А может, Линь была права? Хотя мы начинали колдовать вместе и вместе заканчивали, в каждом заклинании был момент, когда существовала лишь магия и я. Колдовство – как рождение ребенка, – сказала однажды Фи одна колдунья. – Если повезет, муж будет с тобой в начале, а ребенок – в конце. Но в середине ты одна.
– В этом городе почти никто больше не умеет то, что умею я, – продолжала Линь. Она не хвасталась, просто сообщала факт. – Поэтому у меня нет круга общения. По крайней мере, такого круга, где я могла бы общаться на равных. Вместо этого у меня бизнес.
– Бизнес для практикующих ведьм? – Я скрестила руки на груди и подалась вперед на деревянной скамейке. – Но я больше не колдую. Тебе нужна секретарша?
Линь смерила меня взглядом, словно прикидывала, гожусь ли я на выбранную роль.
– Кое-что из того, чем мы торгуем, настоящее, а кое-что – просто театр. Мне нужен человек, который знает, как работает магия и как она действует на людей. Кто-то, кто сможет заставить клиента поверить, что все, что он видит, происходит на самом деле.
– Тебе нужна актриса.
Линь сморщила нос.
– Мне нужен человек, который понимает, почему театральный эффект колдовства так важен. Та, что сможет сделать так, чтобы людям хотелось верить.
– О. Значит, тебе нужна мошенница.
Она улыбнулась.
Я посмотрела на потолок из жестяных пластин.
– Я не буду носить колпаки, Линь. И у меня аллергия на кошек. У меня нет мантии. Ты точно хочешь со мной работать?
Она расхохоталась.
– Но у тебя рыжие волосы. Рыжие, как у настоящей ведьмы. Моя бабушка, увидев тебя на улице, бросилась бы следом, чтобы тебя сфотографировать. Я плачу сто баксов за сеанс, и он никогда не длится дольше двух с половиной часов. А иногда меньше двух.
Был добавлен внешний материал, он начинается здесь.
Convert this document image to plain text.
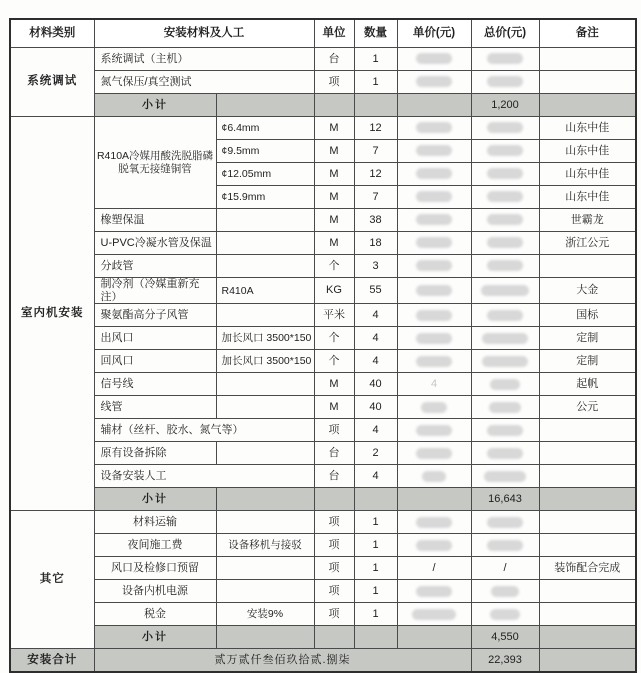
材料类别	安装材料及人工		单位	数量	单价(元)	总价(元)	备注
系统调试	系统调试（主机）		台	1			
	氮气保压/真空测试		项	1			
	小计					1,200	
室内机安装	R410A冷媒用酸洗脱脂磷脱氧无接缝铜管	¢6.4mm	M	12			山东中佳
		¢9.5mm	M	7			山东中佳
		¢12.05mm	M	12			山东中佳
		¢15.9mm	M	7			山东中佳
	橡塑保温		M	38			世霸龙
	U-PVC冷凝水管及保温		M	18			浙江公元
	分歧管		个	3			
	制冷剂（冷媒重新充注）	R410A	KG	55			大金
	聚氨酯高分子风管		平米	4			国标
	出风口	加长风口 3500*150	个	4			定制
	回风口	加长风口 3500*150	个	4			定制
	信号线		M	40	4		起帆
	线管		M	40			公元
	辅材（丝杆、胶水、氮气等）		项	4			
	原有设备拆除		台	2			
	设备安装人工		台	4			
	小计					16,643	
其它	材料运输		项	1			
	夜间施工费	设备移机与接驳	项	1			
	风口及检修口预留		项	1	/	/	装饰配合完成
	设备内机电源		项	1			
	税金	安装9%	项	1			
	小计					4,550	
安装合计	贰万贰仟叁佰玖拾贰.捌柒					22,393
Я расплела сложенные на груди руки.
– Сто баксов?
– Это уже за вычетом моей доли.
– А что значит «сеанс»? И сколько их будет в неделю?
Она ответила лишь на второй вопрос.
– Если реалистично оценивать спрос – два. Иногда три. С мая по сентябрь высокий сезон. Сегодня у меня как раз работа. Можешь пойти со мной. Посмотришь, как все проходит, и решишь.
А я уже решила. И даже не спросила, что надо делать. Впрочем, вскоре мне предстояло это узнать.
Глава тридцать четвертаяВ подзеркалье
Марион самозабвенно шпионила за Даной. Это стало ее пищей. Она наблюдала, как Дана пила чай, шуршала опавшими листьями, прислонялась виском к поцарапанным окнам электрички. Настоящий чай. Настоящие окна. Дана спала, ела, ходила в туалет, сталкивалась с людьми на улице, и даже когда была несчастна, все это было по-настоящему. Гнев Марион кристаллизовался и становился твердым, как алмаз.
Глядя на все, что она потеряла, она едва не сломалась. Точнее сломалась, а когда снова собрала себя по кусочкам, поняла все с чудовищной ясностью.
Весь мир принадлежал Дане. Город, полный незнакомых людей и цветных огней. Атласная шерстка питбуля, которого она останавливалась погладить, присев на тротуаре, пока его хозяин нетерпеливо стоял рядом. Дребезг наземной электрички и капли дождя в волосах. Обжигающе-горячие картофельные оладьи с кетчупом. Душ.
У нее было все, кроме одного: дара предвидения. Когда Марион явится за ней, она окажется к этому не готова. И тогда будет слишком поздно.